Qt 5 and Qt 6 compatibility

The semantics of the CMake API in Qt 5 and Qt 6 are largely compatible. However, up to Qt 5.14, all imported Qt library targets and commands contained the version number as part of the name. This makes writing CMake code that should work with both Qt 5 and Qt 6 somewhat cumbersome. Qt 5.15 therefore introduced versionless targets and commands to enable writing CMake code that is largely agnostic to the different Qt versions.

Versionless targets

In addition to the existing imported targets, Qt 5.15 introduced versionless targets. That is, to link against Qt Core one can both reference Qt6::Core, or Qt::Core:

find_package(Qt6 COMPONENTS Widgets)
if (NOT Qt6_FOUND)
    find_package(Qt5 5.15 COMPONENTS Core REQUIRED)

add_executable(helloworld
    ...
)

target_link_libraries(helloworld PRIVATE Qt::Core)

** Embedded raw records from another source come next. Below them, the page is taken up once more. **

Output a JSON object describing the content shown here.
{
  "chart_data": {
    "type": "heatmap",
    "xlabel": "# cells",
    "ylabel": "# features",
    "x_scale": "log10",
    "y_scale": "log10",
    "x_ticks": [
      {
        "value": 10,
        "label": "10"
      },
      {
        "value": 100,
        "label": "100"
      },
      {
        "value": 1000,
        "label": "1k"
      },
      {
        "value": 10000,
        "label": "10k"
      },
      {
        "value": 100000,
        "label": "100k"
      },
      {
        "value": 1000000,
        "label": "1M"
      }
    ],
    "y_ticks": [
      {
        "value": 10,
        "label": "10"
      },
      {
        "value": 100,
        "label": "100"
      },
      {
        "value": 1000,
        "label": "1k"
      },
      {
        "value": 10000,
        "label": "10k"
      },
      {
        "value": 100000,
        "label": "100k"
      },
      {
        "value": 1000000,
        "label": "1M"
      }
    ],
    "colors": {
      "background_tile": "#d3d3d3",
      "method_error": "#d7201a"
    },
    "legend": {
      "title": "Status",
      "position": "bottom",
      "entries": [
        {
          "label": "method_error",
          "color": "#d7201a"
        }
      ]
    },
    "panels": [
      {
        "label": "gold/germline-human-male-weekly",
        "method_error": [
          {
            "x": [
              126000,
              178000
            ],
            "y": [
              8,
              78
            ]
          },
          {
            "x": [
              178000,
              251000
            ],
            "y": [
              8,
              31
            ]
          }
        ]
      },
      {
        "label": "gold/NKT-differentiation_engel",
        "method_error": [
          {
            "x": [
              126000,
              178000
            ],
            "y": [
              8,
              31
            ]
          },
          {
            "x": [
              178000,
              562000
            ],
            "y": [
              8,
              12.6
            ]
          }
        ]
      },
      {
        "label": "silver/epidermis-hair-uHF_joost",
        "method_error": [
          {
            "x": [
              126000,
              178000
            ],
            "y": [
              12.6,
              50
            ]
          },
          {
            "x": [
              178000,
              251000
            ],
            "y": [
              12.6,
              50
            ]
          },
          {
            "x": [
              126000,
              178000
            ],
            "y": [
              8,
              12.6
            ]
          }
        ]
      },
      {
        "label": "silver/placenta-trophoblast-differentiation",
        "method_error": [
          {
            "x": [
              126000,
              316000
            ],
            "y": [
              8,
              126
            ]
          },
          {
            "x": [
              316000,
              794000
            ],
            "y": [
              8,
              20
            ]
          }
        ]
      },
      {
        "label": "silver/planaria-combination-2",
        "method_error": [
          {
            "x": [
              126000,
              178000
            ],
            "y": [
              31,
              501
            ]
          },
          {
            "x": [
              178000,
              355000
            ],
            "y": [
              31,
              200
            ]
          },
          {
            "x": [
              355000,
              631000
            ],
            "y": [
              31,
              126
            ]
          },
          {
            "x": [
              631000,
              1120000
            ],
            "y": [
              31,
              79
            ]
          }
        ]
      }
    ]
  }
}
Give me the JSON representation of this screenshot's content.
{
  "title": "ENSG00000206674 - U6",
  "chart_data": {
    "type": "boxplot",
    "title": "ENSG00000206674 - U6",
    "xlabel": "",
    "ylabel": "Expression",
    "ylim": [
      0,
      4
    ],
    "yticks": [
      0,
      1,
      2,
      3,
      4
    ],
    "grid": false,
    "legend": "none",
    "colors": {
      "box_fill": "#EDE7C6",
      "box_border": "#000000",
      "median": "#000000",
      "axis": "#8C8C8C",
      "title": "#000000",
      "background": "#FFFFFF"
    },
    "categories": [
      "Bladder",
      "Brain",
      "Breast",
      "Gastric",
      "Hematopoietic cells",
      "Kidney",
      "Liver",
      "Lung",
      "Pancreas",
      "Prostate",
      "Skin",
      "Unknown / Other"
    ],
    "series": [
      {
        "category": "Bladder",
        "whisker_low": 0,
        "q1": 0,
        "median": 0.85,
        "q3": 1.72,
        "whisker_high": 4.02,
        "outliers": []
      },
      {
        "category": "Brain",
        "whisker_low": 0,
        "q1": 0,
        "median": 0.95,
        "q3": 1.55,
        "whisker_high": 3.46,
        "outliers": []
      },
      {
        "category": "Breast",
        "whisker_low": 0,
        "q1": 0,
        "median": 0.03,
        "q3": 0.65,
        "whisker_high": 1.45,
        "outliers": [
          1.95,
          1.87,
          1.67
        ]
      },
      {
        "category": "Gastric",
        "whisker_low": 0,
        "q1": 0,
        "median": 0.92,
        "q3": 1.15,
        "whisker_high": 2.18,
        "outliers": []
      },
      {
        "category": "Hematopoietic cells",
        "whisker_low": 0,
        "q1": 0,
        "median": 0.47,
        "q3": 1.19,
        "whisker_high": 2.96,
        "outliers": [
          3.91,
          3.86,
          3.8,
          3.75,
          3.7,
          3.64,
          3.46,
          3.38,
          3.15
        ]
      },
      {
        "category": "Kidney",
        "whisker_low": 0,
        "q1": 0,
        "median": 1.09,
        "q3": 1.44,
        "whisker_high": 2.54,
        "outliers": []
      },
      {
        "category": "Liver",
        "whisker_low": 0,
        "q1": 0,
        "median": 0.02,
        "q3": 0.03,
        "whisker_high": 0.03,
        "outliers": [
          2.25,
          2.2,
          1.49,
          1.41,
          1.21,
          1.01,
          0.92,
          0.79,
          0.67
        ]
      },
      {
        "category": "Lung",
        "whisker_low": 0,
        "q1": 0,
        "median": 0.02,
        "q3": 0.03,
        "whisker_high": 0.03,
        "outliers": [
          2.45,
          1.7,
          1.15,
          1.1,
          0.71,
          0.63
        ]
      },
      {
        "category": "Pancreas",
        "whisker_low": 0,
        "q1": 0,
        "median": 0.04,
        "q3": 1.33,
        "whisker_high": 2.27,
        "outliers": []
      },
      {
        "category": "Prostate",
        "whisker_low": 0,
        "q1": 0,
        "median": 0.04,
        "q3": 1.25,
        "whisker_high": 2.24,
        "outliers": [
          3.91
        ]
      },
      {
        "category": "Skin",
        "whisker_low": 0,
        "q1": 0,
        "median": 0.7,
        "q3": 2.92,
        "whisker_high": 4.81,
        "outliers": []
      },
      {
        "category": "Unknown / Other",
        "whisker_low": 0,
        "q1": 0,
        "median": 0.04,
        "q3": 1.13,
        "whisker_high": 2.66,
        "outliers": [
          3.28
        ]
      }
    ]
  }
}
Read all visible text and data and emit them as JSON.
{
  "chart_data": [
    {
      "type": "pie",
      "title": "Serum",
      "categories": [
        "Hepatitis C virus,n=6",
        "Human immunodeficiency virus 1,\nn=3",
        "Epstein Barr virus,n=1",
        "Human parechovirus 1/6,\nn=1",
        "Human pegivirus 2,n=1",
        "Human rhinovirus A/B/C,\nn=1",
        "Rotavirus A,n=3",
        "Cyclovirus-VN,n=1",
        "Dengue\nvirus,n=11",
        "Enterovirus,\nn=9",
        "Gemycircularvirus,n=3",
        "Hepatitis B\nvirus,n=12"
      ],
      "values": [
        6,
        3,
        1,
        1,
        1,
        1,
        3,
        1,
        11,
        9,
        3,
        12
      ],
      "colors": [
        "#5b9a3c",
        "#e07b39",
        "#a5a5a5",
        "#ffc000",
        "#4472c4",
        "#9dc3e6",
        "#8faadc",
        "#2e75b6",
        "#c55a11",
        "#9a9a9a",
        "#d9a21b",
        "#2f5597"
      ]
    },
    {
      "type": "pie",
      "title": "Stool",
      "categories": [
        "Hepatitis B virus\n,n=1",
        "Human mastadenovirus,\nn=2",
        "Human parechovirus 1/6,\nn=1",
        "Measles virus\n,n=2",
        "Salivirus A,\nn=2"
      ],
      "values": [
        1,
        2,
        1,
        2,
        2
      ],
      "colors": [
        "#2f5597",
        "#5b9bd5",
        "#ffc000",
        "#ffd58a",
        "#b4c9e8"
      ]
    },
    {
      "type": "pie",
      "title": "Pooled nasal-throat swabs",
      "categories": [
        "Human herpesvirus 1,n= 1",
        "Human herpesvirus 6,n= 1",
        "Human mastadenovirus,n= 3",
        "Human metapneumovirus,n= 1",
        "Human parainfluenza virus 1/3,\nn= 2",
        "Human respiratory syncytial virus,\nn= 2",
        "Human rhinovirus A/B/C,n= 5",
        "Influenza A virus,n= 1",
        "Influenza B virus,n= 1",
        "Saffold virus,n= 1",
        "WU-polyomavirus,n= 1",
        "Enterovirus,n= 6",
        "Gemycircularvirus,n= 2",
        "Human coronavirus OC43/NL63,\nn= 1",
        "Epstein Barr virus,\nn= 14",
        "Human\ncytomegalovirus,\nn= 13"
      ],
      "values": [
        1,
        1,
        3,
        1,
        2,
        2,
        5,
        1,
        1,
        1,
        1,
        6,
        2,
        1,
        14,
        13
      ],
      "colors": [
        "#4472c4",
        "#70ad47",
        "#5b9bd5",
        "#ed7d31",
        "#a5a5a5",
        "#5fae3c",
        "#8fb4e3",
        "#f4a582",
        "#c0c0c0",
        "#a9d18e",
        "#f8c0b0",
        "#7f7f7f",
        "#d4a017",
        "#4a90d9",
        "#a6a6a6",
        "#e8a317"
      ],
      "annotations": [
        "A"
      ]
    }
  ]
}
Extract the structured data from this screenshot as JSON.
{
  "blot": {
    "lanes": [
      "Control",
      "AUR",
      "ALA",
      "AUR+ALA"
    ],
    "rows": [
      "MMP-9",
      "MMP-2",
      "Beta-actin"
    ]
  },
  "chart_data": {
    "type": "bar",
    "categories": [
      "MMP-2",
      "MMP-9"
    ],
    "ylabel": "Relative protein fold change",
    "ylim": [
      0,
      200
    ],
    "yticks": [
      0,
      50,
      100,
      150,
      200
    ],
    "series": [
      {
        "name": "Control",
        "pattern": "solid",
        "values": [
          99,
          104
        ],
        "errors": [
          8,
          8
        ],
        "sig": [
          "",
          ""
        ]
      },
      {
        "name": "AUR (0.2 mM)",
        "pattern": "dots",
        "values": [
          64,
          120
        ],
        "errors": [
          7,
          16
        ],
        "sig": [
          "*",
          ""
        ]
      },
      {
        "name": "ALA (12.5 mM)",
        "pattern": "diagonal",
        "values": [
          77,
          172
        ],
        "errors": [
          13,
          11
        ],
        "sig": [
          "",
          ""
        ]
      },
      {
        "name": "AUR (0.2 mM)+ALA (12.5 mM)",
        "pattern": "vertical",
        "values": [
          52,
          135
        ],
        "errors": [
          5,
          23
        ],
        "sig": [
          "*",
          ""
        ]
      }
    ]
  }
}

Above snippet first tries to find a Qt 6 installation. If that fails, it tries to find a Qt 5.15 package. Independent of whether Qt 6 or Qt 5 is used, we can use the imported Qt::Core target.

The versionless targets are defined by default. Set QT_NO_CREATE_VERSIONLESS_TARGETS before the first find_package() call to disable them.

Note: The imported Qt::Core target will not feature the target properties that are available in the Qt6::Core target.

Versionless commands

Since Qt 5.15, the Qt modules also provide versionless variants of their commands. You can for instance now use qt_add_translation to compile translation files, independent of whether you use Qt 5 or Qt 6.

Set QT_NO_CREATE_VERSIONLESS_FUNCTIONS before the first find_package() call to prevent the creation of versionless commands.

Mixing Qt 5 and Qt 6

There might be projects that need to load both Qt 5 and Qt 6 in one CMake context (though mixing Qt versions in one library or executable is not supported, so be careful there).

In such a setup the versionless targets and commands will be implicitly referring to the first Qt version that was found via find_package. Set the QT_DEFAULT_MAJOR_VERSION CMake variable before the first find_package call to make the version explicit.

Supporting older Qt 5 versions

If you need to support also Qt 5 versions older than Qt 5.15, you can do so by storing the current version in an CMake variable:

find_package(QT NAMES Qt6 Qt5 COMPONENTS Core REQUIRED)
find_package(Qt${QT_VERSION_MAJOR} COMPONENTS Core REQUIRED)

add_executable(helloworld
    ...
)

target_link_libraries(helloworld PRIVATE Qt${QT_VERSION_MAJOR}::Core)

Here we let find_package(<PackageName>...) try to find first Qt 6, and if that fails Qt 5, under the name QT. If either of them is found, find_package will succeed, and the CMake variable QT_VERSION_MAJOR will be defined to either 5 or 6.

We then do load the package for the determined Qt version again by creating the name Qt${QT_VERSION_MAJOR} on the fly. This is needed because CMAKE_AUTOMOC expects the package name to be either Qt5 or Qt6, and will print an error otherwise.

We can use the same pattern to also specify the name of the imported library. Before calling target_link_libraries, CMake will resolve Qt${QT_VERSION_MAJOR}::Widgets to either Qt5::Widgets or Qt6::Widgets.

Use the versionless variants of the CMake commands where possible.

Versionless imported targets are mostly useful for projects that need to compile with both Qt 5 and Qt 6. Because of the missing target properties, we do not recommend using them by default.

Use the versioned versions of the CMake commands and targets if you need to support Qt 5 versions older than Qt 5.15, or if you cannot control whether your CMake code is loaded in a context where QT_NO_CREATE_VERSIONLESS_FUNCTIONS or QT_NO_CREATE_VERSIONLESS_TARGETS might be defined. In this case you can still simplify your code by determining the actual command or target name through a variable.